Oder an dein Idol, einen heimlichen Schwarm oder Gott.
Es gibt einfach niemanden, an den du nicht schreiben kannst.
Einen Brief schreiben – wie eigentlich?
Das Geheimnis eines Unsent Letters ist, dass du ihn mit dem Wissen schreibst, ihn niemals abzuschicken.

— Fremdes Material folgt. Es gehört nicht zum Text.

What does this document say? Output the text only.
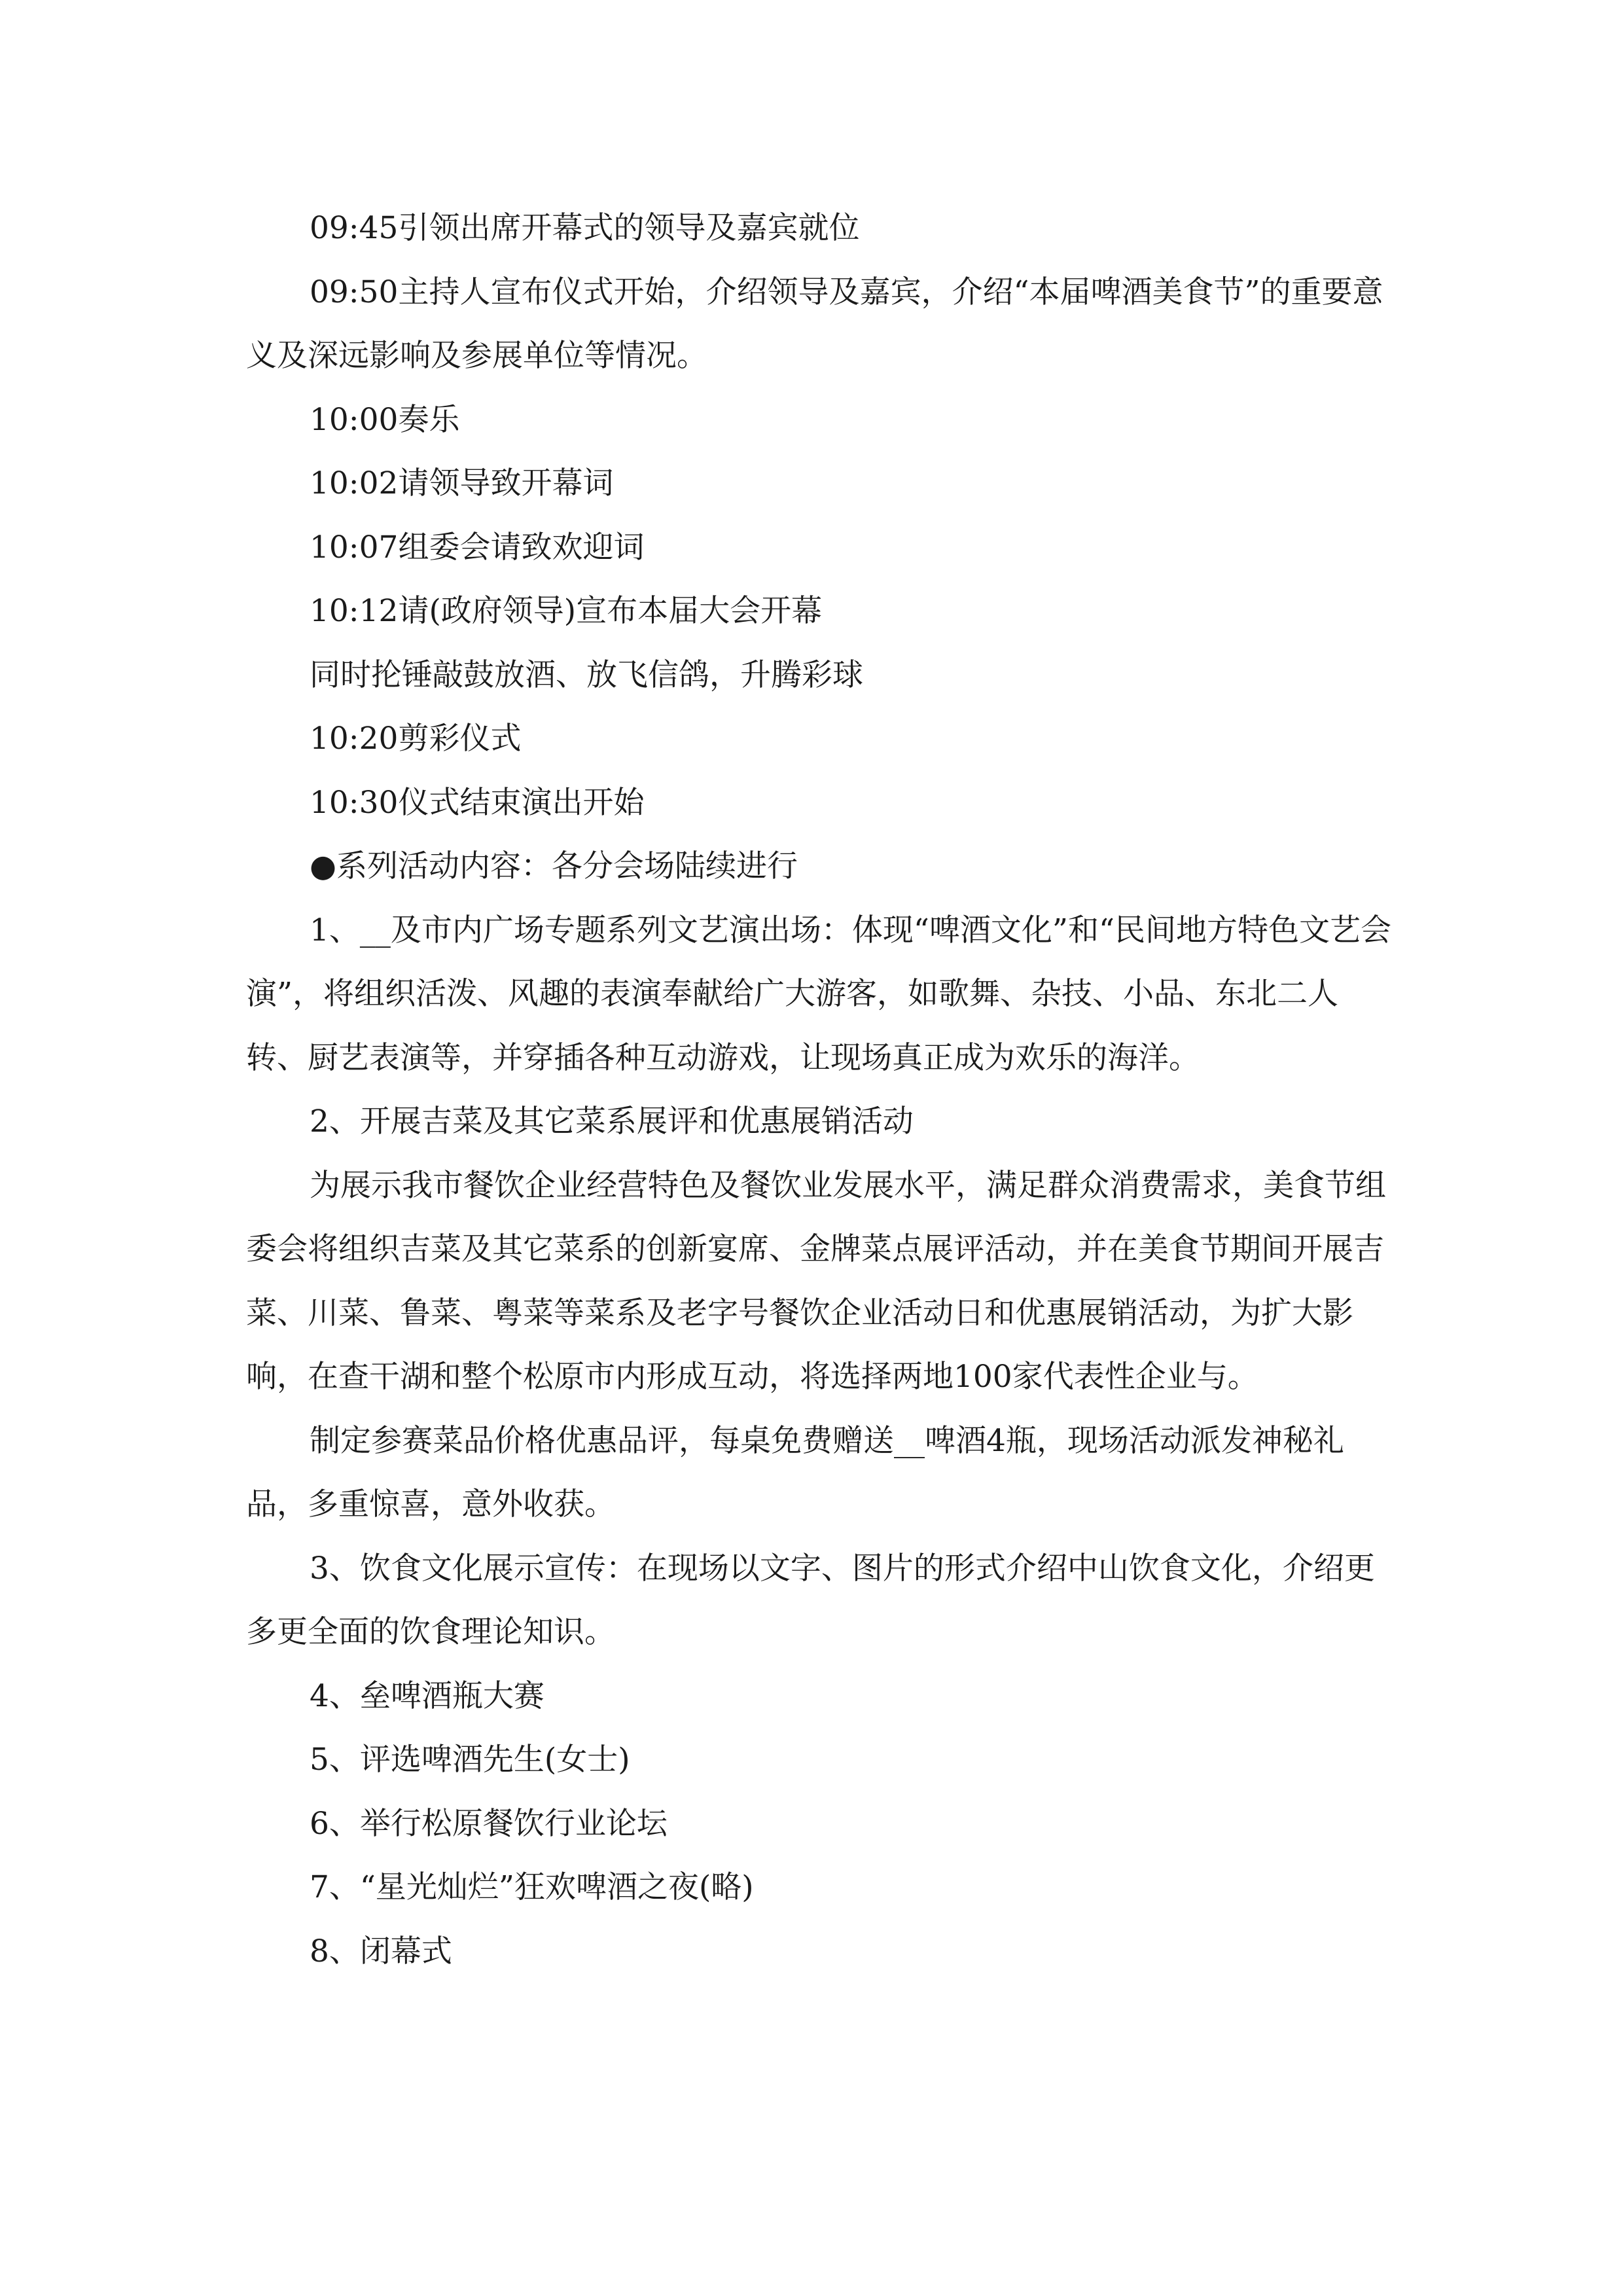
09:45引领出席开幕式的领导及嘉宾就位

09:50主持人宣布仪式开始，介绍领导及嘉宾，介绍“本届啤酒美食节”的重要意义及深远影响及参展单位等情况。

10:00奏乐

10:02请领导致开幕词

10:07组委会请致欢迎词

10:12请(政府领导)宣布本届大会开幕

同时抡锤敲鼓放酒、放飞信鸽，升腾彩球

10:20剪彩仪式

10:30仪式结束演出开始

●系列活动内容：各分会场陆续进行

1、__及市内广场专题系列文艺演出场：体现“啤酒文化”和“民间地方特色文艺会演”，将组织活泼、风趣的表演奉献给广大游客，如歌舞、杂技、小品、东北二人转、厨艺表演等，并穿插各种互动游戏，让现场真正成为欢乐的海洋。

2、开展吉菜及其它菜系展评和优惠展销活动

为展示我市餐饮企业经营特色及餐饮业发展水平，满足群众消费需求，美食节组委会将组织吉菜及其它菜系的创新宴席、金牌菜点展评活动，并在美食节期间开展吉菜、川菜、鲁菜、粤菜等菜系及老字号餐饮企业活动日和优惠展销活动，为扩大影响，在查干湖和整个松原市内形成互动，将选择两地100家代表性企业与。

制定参赛菜品价格优惠品评，每桌免费赠送__啤酒4瓶，现场活动派发神秘礼品，多重惊喜，意外收获。

3、饮食文化展示宣传：在现场以文字、图片的形式介绍中山饮食文化，介绍更多更全面的饮食理论知识。

4、垒啤酒瓶大赛

5、评选啤酒先生(女士)

6、举行松原餐饮行业论坛

7、“星光灿烂”狂欢啤酒之夜(略)

8、闭幕式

Denn sobald wir glauben, dass jemand anders unsere Zeilen lesen wird, beginnen wir, Sätze zu verdrehen, Worte wegzulassen und die Political Correctness vor unsere wahren Gedanken und Gefühle zu stellen.
Wir halten uns zurück – und genau das wollen wir nicht.
Denn alles, was wir nicht aussprechen, bleibt automatisch in uns. Und was in uns bleibt, gärt darinnen weiter und beeinflusst unser Denken, Fühlen und Erleben.
Ein solcher Brief schadet niemanden.
Im Gegenteil.
Schreib frei heraus, was du denkst, was du fühlst und wie es dir tatsächlich geht.
Zensier dich nicht selbst. Halt dich nicht zurück. Sei ehrlich.
Briefe tun niemanden weh. Sie schaden nicht. Alles, was sie tun, ist, dir ein Ventil zu schenken.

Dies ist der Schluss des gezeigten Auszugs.